Laura and I brush past me, on their way out to dinner and DMCs. They cross Holly and I who reenter the heat of the house, after another trek and breather up Mont Royal. I see Sophie and me, wet-haired and tired out from yet another granny swim and gossip.
I see myself stomping down to the basement, missing a step as I go, occasionally using the banister to see how far down I can fly.
I see Siubhan and I collapsed in hysterics on the staircase, our shrieks resounding and rising to the top floor.
I hear the Whatsapp notification letting us know that Keno’s baked us Pretzels and that they’re ready on third, and I hear the scheduled rush of Sarah ascending to salt-sprinkled heaven.
I run into the basement and see handstands and cartwheels and opened blue ribbons and broken tables and snails on leaf plates and Dexy’s Midnight Runners and Holly gracefully falling into left-leg splits; I’ll never forget the look of horror on Tyan’s face when she did that.
I walk up the stairs and see a sticker on my left inscribed with “Chris Chile,” already full of blessings and sideways glances. Red balloons creep around corners, and I still hear the night-time swing of Ed Southall’s hefty punch.
Opening the door to my floor, the second floor, (the best floor), I see the gaping hole in our ceiling as well as rusted mousetraps set and still ready to pounce.
I see all the porridge oats and podcasts and (p)Nicolas Laloux that have been consumed over the course of the entire year. I see many lucky pots and philosophical Sunday chats, and Prince Harry and Meghan nestling in a pine nest of the Christmas tree. I see happy meals and I see depressing meals (and I’m mainly looking at Daylin). I see Morgan Clark (the best medic ever to be) helping me to time and to punctuate the rhythms of my 20 hour poetry exam. I see chess games with Harry Bett on it and I see my birthday decorations and a shit load of washing up to be done. I hear the diminuendo of a saxophone and favourite moments of films buzzing around brains.
I see Lenin, Marx, Mao, Castro, Stalin and Johann Sebastian Bach.
I walk into my room, number 23 (shit I’ve just turned 21), and watch movies, popcorn, pages and people. I hear an incomprehensible tenor voice coming from the shower room. I see myself frantically finishing an essay at my desk before packing in a panic (for my spring break getaway where I would ski for the first time, and stay in an auberge ran by a man called Maurice and an old pup called Lily who made us feel so at home. I feel Laura’s sprained ankle). I hear too much singing and sometimes too many thoughts (or a lack thereof), but I also hear many peaceful nights, hungover sleepovers, and a whole lot of excitement for the days to come.
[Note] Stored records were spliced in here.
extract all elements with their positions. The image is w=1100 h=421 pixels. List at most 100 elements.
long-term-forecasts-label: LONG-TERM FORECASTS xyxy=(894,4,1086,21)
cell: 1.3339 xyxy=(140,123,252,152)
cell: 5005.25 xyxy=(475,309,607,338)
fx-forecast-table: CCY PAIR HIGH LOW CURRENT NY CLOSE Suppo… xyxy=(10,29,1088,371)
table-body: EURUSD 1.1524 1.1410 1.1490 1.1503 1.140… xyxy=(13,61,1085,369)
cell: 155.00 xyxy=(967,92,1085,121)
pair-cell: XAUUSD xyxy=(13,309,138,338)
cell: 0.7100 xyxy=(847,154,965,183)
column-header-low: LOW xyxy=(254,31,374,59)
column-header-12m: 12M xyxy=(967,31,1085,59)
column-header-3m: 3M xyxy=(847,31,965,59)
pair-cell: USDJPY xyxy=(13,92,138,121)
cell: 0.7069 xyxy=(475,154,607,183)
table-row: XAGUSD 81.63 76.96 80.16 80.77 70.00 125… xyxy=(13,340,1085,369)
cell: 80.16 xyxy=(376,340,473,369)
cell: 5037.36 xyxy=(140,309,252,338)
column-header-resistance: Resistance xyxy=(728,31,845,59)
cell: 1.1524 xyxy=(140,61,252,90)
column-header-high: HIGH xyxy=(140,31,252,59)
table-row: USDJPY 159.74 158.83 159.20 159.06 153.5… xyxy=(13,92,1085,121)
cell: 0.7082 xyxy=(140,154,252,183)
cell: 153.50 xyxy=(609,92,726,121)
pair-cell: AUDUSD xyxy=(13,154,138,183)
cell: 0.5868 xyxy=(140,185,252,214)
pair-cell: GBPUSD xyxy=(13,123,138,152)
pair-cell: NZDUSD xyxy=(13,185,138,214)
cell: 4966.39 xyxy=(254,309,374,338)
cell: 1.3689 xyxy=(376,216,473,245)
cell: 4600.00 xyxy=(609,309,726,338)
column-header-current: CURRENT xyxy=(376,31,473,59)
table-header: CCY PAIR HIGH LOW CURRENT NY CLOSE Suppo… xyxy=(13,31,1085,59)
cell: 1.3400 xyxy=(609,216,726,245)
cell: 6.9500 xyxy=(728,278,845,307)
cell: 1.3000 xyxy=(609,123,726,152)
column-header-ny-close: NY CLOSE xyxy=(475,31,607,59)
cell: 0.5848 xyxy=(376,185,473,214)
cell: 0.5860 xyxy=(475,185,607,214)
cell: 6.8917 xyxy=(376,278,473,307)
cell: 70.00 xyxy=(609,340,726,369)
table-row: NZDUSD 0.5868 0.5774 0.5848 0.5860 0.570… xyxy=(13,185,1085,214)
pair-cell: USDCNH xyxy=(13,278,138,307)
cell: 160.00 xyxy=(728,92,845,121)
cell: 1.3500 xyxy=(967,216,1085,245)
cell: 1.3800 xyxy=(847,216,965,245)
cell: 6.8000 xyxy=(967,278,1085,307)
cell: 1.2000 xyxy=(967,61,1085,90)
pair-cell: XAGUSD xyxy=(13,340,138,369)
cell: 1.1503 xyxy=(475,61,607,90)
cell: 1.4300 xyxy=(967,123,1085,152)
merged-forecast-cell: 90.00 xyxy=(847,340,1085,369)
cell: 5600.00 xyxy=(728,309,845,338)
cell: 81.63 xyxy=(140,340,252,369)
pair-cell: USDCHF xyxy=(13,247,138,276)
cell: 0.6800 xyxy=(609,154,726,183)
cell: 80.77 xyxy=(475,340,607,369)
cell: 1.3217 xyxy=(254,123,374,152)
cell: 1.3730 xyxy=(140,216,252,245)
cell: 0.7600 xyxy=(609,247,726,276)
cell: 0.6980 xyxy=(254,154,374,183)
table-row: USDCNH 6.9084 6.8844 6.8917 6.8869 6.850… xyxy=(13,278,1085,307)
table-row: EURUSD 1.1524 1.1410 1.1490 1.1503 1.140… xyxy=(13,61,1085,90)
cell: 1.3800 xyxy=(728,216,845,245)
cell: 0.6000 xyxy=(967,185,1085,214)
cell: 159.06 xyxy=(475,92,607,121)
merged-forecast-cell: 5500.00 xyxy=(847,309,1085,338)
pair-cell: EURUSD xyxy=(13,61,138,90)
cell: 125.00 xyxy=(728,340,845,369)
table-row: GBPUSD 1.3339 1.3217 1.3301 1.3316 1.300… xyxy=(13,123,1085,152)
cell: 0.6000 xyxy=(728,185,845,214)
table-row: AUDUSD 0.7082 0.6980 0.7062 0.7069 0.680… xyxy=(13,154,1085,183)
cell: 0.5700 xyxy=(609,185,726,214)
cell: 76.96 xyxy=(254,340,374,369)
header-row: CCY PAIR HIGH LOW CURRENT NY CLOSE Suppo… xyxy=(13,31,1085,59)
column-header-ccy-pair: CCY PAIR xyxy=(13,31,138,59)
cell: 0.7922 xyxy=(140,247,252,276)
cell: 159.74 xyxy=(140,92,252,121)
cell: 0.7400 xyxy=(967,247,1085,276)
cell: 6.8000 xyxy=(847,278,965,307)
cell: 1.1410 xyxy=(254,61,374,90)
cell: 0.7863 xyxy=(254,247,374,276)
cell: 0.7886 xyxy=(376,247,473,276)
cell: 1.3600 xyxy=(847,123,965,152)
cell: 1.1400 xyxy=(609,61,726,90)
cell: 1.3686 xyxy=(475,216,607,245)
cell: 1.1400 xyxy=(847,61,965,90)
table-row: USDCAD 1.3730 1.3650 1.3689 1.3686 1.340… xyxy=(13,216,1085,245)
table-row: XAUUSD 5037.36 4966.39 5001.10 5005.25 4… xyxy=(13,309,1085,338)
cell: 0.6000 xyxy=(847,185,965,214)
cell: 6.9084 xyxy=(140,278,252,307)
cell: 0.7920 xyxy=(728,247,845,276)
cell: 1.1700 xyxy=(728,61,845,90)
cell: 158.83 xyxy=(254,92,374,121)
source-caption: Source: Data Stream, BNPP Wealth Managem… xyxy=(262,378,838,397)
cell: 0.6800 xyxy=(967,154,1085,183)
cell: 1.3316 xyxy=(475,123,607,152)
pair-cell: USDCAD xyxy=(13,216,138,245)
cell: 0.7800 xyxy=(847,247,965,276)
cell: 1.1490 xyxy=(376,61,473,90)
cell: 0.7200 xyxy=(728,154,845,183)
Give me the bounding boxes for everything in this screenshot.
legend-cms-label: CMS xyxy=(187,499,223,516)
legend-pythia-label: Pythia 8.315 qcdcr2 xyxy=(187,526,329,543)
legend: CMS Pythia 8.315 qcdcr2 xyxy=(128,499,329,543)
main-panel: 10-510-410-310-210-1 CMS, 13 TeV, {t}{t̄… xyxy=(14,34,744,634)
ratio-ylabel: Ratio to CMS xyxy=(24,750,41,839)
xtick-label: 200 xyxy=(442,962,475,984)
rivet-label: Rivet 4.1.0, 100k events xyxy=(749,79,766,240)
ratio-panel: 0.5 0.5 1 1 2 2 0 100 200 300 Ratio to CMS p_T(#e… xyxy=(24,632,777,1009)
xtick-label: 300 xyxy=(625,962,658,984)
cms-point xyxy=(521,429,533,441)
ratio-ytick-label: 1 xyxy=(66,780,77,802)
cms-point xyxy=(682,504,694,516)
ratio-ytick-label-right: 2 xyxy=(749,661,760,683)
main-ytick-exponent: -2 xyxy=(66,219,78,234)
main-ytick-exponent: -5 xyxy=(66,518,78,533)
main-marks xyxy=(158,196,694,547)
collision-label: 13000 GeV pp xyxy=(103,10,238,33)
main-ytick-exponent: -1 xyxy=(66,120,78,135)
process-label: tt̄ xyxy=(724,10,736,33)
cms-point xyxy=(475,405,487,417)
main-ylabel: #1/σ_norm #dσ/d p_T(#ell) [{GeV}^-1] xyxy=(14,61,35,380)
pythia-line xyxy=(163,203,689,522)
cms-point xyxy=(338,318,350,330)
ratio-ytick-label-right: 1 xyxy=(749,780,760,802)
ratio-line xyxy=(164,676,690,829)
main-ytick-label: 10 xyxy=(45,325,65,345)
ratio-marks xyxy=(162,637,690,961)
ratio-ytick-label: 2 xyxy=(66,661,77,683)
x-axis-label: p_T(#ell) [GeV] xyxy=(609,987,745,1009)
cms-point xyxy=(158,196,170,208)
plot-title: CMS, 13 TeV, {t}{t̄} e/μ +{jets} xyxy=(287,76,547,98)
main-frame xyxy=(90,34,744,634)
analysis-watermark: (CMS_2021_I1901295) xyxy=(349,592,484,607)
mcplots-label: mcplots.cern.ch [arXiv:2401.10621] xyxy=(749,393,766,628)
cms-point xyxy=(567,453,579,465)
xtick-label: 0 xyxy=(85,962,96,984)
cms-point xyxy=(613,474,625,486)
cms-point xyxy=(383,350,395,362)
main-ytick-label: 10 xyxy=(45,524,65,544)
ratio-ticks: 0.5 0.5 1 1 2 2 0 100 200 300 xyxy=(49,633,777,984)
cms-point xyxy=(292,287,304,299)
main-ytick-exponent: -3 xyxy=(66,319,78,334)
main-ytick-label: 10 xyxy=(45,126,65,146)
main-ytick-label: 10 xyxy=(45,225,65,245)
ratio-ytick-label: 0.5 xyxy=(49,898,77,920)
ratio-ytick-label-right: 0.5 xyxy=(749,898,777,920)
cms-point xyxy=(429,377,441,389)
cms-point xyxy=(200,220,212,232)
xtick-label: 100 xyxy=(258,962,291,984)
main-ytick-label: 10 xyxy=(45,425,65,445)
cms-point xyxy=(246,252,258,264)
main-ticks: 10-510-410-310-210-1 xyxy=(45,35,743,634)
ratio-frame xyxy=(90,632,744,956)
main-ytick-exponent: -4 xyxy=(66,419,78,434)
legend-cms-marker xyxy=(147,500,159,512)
I go back to the kitchen, nodding to a dead cockroach along the way, and turn the second-floor tables upside down. I read the story we left behind. I wonder if anyone will ever find it again.
I let Leonard lullaby as I grab the sharpie Anna left for me on the counter, pocketing thirty Icelandic krona while drinking a korona, and start to write the names of the 3653 veterans of 2017-18 on the underbelly of the other table. To let these ghosts live on.